Tachelle Burgin

First post: 3/2/2017 Latest post: 8/31/2017
In February 2017 I was diagnosed with an acoustic neuroma on my left side. An acoustic neuroma, also known as a vestibular schwannoma, is a rare benign (non-cancerous) growth that develops on the eighth cranial nerve. This nerve runs from the inner ear to the brain and is responsible for hearing and balance (equilibrium). Common symptoms include ringing in the ears (tinnitus) and dizziness or imbalance. The symptoms of an acoustic neuroma occur from the tumor pressing against the eighth cranial nerve and disrupting its ability to transmit nerve signals to the brain. An acoustic neuroma is not cancerous (malignant); it does not spread to other parts of the body. The reason an acoustic neuroma forms is unknown.
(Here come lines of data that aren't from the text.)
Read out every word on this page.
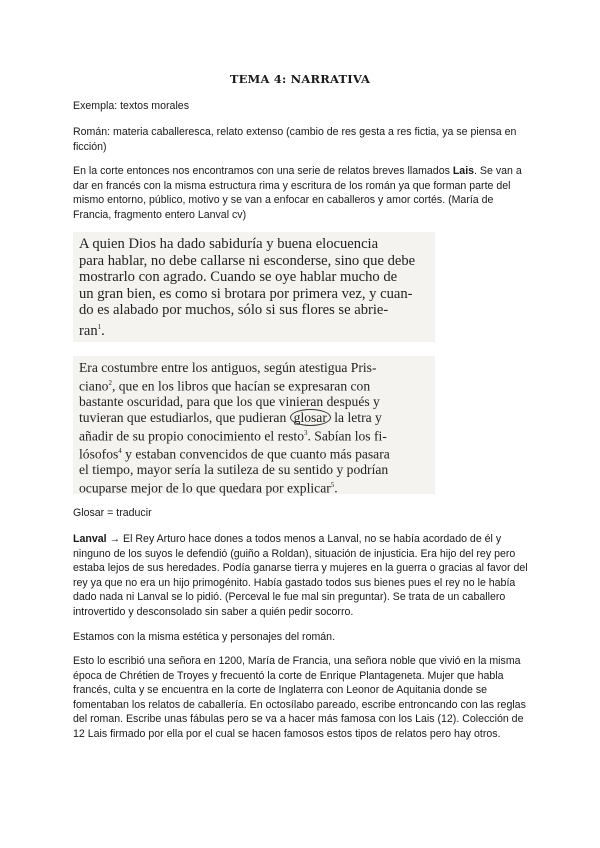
TEMA 4: NARRATIVA

Exempla: textos morales

Román: materia caballeresca, relato extenso (cambio de res gesta a res fictia, ya se piensa en ficción)

En la corte entonces nos encontramos con una serie de relatos breves llamados Lais. Se van a dar en francés con la misma estructura rima y escritura de los román ya que forman parte del mismo entorno, público, motivo y se van a enfocar en caballeros y amor cortés. (María de Francia, fragmento entero Lanval cv)

A quien Dios ha dado sabiduría y buena elocuencia
para hablar, no debe callarse ni esconderse, sino que debe
mostrarlo con agrado. Cuando se oye hablar mucho de
un gran bien, es como si brotara por primera vez, y cuan-
do es alabado por muchos, sólo si sus flores se abrie-
ran$^1$.
Era costumbre entre los antiguos, según atestigua Pris-
ciano$^2$, que en los libros que hacían se expresaran con
bastante oscuridad, para que los que vinieran después y
tuvieran que estudiarlos, que pudieran glosar la letra y
añadir de su propio conocimiento el resto$^3$. Sabían los fi-
lósofos$^4$ y estaban convencidos de que cuanto más pasara
el tiempo, mayor sería la sutileza de su sentido y podrían
ocuparse mejor de lo que quedara por explicar$^5$.

Glosar = traducir

Lanval → El Rey Arturo hace dones a todos menos a Lanval, no se había acordado de él y ninguno de los suyos le defendió (guiño a Roldan), situación de injusticia. Era hijo del rey pero estaba lejos de sus heredades. Podía ganarse tierra y mujeres en la guerra o gracias al favor del rey ya que no era un hijo primogénito. Había gastado todos sus bienes pues el rey no le había dado nada ni Lanval se lo pidió. (Perceval le fue mal sin preguntar). Se trata de un caballero introvertido y desconsolado sin saber a quién pedir socorro.

Estamos con la misma estética y personajes del román.

Esto lo escribió una señora en 1200, María de Francia, una señora noble que vivió en la misma época de Chrétien de Troyes y frecuentó la corte de Enrique Plantageneta. Mujer que habla francés, culta y se encuentra en la corte de Inglaterra con Leonor de Aquitania donde se fomentaban los relatos de caballería. En octosílabo pareado, escribe entroncando con las reglas del roman. Escribe unas fábulas pero se va a hacer más famosa con los Lais (12). Colección de 12 Lais firmado por ella por el cual se hacen famosos estos tipos de relatos pero hay otros.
Acoustic neuromas are estimated to affect about 1 in 100,000 people in the general population and are listed on the National Organization of Rare Disorders.  It is considered a non-cancerous brain tumor.
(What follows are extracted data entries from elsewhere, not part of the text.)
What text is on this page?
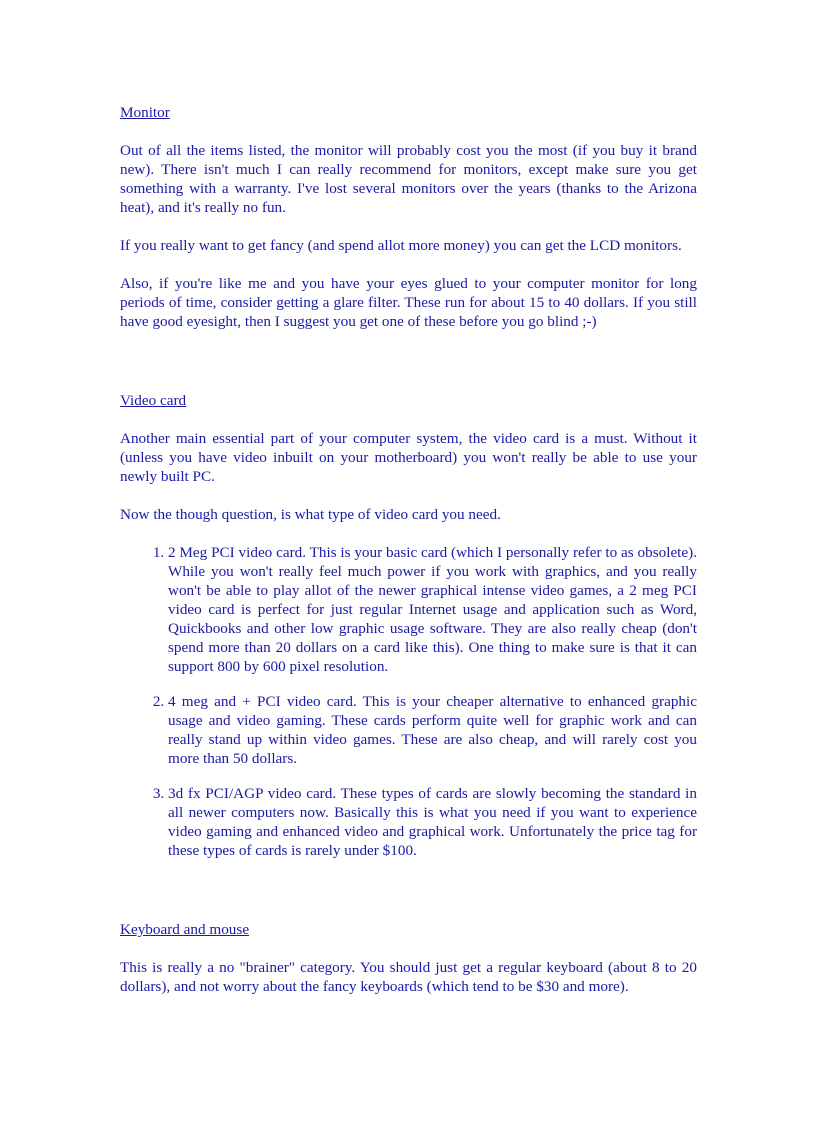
Monitor

Out of all the items listed, the monitor will probably cost you the most (if you buy it brand new). There isn't much I can really recommend for monitors, except make sure you get something with a warranty. I've lost several monitors over the years (thanks to the Arizona heat), and it's really no fun.

If you really want to get fancy (and spend allot more money) you can get the LCD monitors.

Also, if you're like me and you have your eyes glued to your computer monitor for long periods of time, consider getting a glare filter. These run for about 15 to 40 dollars. If you still have good eyesight, then I suggest you get one of these before you go blind ;-)

Video card

Another main essential part of your computer system, the video card is a must. Without it (unless you have video inbuilt on your motherboard) you won't really be able to use your newly built PC.

Now the though question, is what type of video card you need.

1. 2 Meg PCI video card. This is your basic card (which I personally refer to as obsolete). While you won't really feel much power if you work with graphics, and you really won't be able to play allot of the newer graphical intense video games, a 2 meg PCI video card is perfect for just regular Internet usage and application such as Word, Quickbooks and other low graphic usage software. They are also really cheap (don't spend more than 20 dollars on a card like this). One thing to make sure is that it can support 800 by 600 pixel resolution.
2. 4 meg and + PCI video card. This is your cheaper alternative to enhanced graphic usage and video gaming. These cards perform quite well for graphic work and can really stand up within video games. These are also cheap, and will rarely cost you more than 50 dollars.
3. 3d fx PCI/AGP video card. These types of cards are slowly becoming the standard in all newer computers now. Basically this is what you need if you want to experience video gaming and enhanced video and graphical work. Unfortunately the price tag for these types of cards is rarely under $100.
Keyboard and mouse

This is really a no "brainer" category. You should just get a regular keyboard (about 8 to 20 dollars), and not worry about the fancy keyboards (which tend to be $30 and more).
Because of the size, shape and location of my tumor the doctors and I are in agreement that the best treatment option for me is surgical removal of the tumor by the translabyrinthine approach.  It is the most direct route to the tumor site. 
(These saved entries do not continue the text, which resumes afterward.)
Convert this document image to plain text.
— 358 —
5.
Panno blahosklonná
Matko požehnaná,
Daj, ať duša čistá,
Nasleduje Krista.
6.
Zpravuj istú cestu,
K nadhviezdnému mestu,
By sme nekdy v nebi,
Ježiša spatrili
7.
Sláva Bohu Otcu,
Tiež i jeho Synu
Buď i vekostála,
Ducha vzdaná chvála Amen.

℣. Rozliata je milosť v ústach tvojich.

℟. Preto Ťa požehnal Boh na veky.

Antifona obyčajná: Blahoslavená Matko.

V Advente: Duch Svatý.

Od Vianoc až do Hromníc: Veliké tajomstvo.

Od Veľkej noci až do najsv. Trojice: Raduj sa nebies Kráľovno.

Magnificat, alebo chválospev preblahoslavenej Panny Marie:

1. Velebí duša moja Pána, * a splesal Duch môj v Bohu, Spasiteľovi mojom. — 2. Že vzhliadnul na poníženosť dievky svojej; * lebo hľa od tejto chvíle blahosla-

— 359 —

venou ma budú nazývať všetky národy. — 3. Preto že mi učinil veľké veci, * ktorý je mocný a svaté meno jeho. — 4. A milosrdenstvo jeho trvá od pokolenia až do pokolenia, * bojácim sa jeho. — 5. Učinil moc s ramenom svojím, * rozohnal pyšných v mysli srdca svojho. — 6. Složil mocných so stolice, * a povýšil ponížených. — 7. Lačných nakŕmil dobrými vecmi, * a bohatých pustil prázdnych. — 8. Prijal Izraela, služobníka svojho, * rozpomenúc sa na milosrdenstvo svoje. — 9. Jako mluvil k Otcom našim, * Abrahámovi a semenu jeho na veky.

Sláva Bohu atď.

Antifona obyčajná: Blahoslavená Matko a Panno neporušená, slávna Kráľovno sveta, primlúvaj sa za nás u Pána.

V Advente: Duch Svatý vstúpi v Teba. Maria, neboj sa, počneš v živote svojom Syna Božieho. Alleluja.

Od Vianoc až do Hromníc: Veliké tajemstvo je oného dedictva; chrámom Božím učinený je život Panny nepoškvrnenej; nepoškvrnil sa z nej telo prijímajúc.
The incision for this surgical approach is located behind the ear. It involves removing the mastoid bone  (the bone behind the ear) and the bone of the inner ear, allowing excellent exposure of the internal auditory canal (https://www.anausa.org/component/glossary/Glossary-1/I/Internal-Auditory-Canal-17/) and tumor. This also results in permanent and complete hearing loss in that ear. This approach facilitates the identification of the facial nerve in the temporal bone prior to any removal of the tumor. The surgeon has the advantage of knowing the location of the facial nerve prior to tumor dissection and removal. Any size tumor can be removed with this approach. A second, small incision typically is made in the abdomen to harvest fat. This fat is added during surgery and is the substance that is used to prevent a cerebral spinal fluid (CSF) leak after the tumor is removed. This approach affords the least likelihood of long-term postoperative headaches.

The surgery is intensive and I am told it will last twelve to fourteen hours.  It is so involved because of all the nerves involved.  The most likely side effect is facial nerve weakness on my left side.  But as with all surgeries there are also more serious risks. 

This web page is designed for me to give updates to family and friend, to coordinate help and support and for me and my immediate family to receive encouragement.  I can’t really say that I’m excited about the journey but it is helpful to know that I’m not taking it alone.

I serve a mighty God and I know that He is bigger than any challenge will face. Right now, during surgery and throughout recovery the thing I need from you most is your prayers.  Thank you in advance for your prayers and support.

I will update this as I can and when I cannot I have a couple of designated helpers to update the site.